LOS ANGELES (KABC) -- Doctors are now looking at a new way to help people survive blood clots that can be fatal if left untreated. But it's an approach that's not without controversy.
As many as 100,000 Americans die every year from a pulmonary embolism, a blood clot in the lung.
The standard treatment is to give patients blood-thinners, which can relieve some symptoms like shortness of breath. But new research shows taking a different approach can have live-saving results.
After two weeks of suffering through what she thought was the flu, Rosalie O'Neil went to the emergency room.
"We could see her heart was racing. Her heart rate was double what it should have been," said Dr. Jay Giri, and interventional cardiologist.
"They did a PET scan, and that's where they found blood clots in both lungs," said O'Neil.
In addition to the traditional blood-thinning medication, Dr. Giri also offered O'Neil clot-busting drugs.
"Dr. Giri had said if you decide to do it, he said tomorrow you will breathe much better, and he was right," said O'Neil.
Doctors traditionally reserve clot-busting drugs for the very sickest patients because of the risk of bleeding to the brain.
But Dr. Giri and his colleagues analyzed the results of previous trials of the clot-busting drugs and found adding the drugs to traditional therapy reduced deaths by 47 percent.
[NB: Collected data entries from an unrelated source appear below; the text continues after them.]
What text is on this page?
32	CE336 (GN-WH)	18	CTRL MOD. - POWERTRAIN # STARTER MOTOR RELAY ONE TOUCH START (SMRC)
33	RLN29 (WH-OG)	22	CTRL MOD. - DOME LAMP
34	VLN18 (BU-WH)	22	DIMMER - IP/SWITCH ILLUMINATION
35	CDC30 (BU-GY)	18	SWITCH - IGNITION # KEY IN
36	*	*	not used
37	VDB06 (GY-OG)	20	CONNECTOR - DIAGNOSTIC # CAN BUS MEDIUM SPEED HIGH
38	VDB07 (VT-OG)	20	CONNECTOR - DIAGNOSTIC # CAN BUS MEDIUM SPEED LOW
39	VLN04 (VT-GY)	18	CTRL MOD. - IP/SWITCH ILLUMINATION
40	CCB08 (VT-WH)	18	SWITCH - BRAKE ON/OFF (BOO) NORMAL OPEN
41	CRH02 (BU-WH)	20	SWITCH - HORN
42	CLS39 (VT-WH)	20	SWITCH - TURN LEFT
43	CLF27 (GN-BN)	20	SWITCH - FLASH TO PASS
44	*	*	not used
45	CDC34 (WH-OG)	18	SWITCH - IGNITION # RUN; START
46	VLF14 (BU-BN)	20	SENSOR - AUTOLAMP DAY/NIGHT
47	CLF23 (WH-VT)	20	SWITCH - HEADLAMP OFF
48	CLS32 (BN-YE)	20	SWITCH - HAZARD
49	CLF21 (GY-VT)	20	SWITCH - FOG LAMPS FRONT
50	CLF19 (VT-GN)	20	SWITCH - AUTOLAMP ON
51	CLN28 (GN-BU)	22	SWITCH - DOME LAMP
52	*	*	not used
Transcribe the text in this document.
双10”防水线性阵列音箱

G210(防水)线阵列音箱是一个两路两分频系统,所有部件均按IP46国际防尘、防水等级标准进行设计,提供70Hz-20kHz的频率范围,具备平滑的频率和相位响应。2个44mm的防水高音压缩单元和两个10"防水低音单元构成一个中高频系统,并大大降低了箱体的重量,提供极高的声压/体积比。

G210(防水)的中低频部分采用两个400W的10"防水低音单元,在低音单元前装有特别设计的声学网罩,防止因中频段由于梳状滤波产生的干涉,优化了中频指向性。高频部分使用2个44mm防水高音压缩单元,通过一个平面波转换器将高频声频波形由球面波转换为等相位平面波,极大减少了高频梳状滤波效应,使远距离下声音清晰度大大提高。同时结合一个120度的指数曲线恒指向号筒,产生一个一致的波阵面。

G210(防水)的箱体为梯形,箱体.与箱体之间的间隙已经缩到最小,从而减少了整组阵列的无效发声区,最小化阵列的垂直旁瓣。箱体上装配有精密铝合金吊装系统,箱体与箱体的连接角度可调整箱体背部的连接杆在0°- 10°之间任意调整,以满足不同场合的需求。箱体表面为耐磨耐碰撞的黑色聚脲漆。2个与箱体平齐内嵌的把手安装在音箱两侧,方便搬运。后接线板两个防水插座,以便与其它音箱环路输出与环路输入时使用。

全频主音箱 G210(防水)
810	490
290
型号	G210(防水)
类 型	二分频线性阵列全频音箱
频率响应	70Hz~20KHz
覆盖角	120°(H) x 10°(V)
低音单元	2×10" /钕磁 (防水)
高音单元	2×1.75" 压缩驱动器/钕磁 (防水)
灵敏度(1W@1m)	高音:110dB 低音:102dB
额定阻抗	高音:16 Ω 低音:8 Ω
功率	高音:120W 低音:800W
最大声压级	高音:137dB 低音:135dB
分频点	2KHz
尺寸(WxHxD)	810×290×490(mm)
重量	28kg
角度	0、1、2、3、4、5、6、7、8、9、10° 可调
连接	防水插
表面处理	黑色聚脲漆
Low-risk patients did fine with only the traditional therapy. High-risk patients needed the clot-busting drugs. The big difference was the 20 percent of patients in between.
"There was a benefit to treating intermediate-risk patients with clot-busters," said Dr. Giri.
O'Neil was in that middle group. She says the additional therapy got her back to the things she enjoys most: surf and sand with family and friends
The use of "clot-busters" is still a hotly debated topic, but this study shows there are benefits to offering the therapy to some patients.
The best candidates are people younger than 65 with little or no risk of bleeding.
Experts say more research is needed to help doctors better tailor embolism treatments to individual patients.
'Clot-buster' drugs improve pulmonary embolism treatment?